We consider the TRS containing the following rules:
| -(0,0) | → | 0 | (1) |
| -(s(x),0) | → | s(x) | (2) |
| -(x,s(y)) | → | -(d(x),y) | (3) |
| d(s(x)) | → | x | (4) |
| -(s(x),s(y)) | → | -(x,y) | (5) |
| -(d(x),y) | → | -(x,s(y)) | (6) |
The underlying signature is as follows:
{-/2, 0/0, s/1, d/1}To prove that the TRS is (non-)confluent, we show (non-)confluence of the following modified system:
| -(0,0) | → | 0 | (1) |
| -(s(x),0) | → | s(x) | (2) |
| d(s(x)) | → | x | (4) |
| -(s(x),s(y)) | → | -(x,y) | (5) |
| -(d(x),y) | → | -(x,s(y)) | (6) |
All redundant rules that were added or removed can be simulated in 4 steps .

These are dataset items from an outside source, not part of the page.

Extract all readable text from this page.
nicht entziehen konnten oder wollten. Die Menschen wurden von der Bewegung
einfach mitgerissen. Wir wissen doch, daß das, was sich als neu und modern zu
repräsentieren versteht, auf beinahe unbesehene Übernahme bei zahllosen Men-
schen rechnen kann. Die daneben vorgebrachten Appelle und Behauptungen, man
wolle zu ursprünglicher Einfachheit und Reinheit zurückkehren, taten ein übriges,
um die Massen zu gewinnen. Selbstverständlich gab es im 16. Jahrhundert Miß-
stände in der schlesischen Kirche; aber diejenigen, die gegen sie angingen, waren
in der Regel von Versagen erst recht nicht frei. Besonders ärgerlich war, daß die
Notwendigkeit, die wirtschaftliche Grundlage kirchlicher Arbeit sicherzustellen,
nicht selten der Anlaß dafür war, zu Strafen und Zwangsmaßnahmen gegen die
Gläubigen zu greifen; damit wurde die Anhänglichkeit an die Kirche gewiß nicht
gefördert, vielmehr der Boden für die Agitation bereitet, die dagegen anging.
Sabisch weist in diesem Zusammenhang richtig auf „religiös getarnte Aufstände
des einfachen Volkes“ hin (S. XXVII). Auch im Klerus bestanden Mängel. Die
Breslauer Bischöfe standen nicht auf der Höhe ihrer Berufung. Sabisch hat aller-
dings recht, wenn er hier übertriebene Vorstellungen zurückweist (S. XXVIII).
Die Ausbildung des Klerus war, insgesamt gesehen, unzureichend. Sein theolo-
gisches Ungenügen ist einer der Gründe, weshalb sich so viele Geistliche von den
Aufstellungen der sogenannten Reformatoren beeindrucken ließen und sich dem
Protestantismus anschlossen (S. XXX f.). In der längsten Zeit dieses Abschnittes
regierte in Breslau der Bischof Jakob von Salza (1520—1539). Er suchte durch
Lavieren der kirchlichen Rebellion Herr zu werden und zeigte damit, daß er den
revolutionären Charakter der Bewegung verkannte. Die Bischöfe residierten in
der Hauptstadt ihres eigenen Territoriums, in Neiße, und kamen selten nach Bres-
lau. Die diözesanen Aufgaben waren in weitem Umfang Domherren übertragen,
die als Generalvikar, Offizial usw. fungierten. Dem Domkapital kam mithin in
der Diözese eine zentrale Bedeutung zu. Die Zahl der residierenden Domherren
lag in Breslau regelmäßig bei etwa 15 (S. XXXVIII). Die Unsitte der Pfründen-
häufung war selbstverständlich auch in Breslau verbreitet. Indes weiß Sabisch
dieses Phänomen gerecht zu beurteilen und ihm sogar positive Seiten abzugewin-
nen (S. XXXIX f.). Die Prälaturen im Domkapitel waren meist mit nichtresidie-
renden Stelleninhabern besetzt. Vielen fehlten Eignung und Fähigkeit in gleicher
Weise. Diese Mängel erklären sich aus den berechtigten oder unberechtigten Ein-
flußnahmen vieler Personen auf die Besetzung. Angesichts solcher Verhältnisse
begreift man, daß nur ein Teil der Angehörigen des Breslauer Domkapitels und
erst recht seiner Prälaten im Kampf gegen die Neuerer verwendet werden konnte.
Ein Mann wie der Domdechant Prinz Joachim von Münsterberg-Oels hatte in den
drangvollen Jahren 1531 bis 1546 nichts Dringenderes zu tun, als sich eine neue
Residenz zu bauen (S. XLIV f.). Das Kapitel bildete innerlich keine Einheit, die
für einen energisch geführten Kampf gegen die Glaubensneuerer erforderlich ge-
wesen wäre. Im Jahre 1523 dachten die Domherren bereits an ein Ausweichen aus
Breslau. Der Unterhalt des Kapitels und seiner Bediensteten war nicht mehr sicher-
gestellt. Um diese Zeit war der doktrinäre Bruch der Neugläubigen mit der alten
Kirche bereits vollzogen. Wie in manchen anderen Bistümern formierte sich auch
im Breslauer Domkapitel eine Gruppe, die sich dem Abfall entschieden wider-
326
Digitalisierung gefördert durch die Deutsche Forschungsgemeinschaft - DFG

Confluence is proven using the following terminating critical-pair-closing-system R:
| -(s(x),s(y)) | → | -(x,y) | (5) |
| [s(x1)] | = | 1 · x1 + 3 |
| [-(x1, x2)] | = | 1 · x1 + 2 · x2 + 4 |
| -(s(x),s(y)) | → | -(x,y) | (5) |
There are no rules in the TRS. Hence, it is terminating.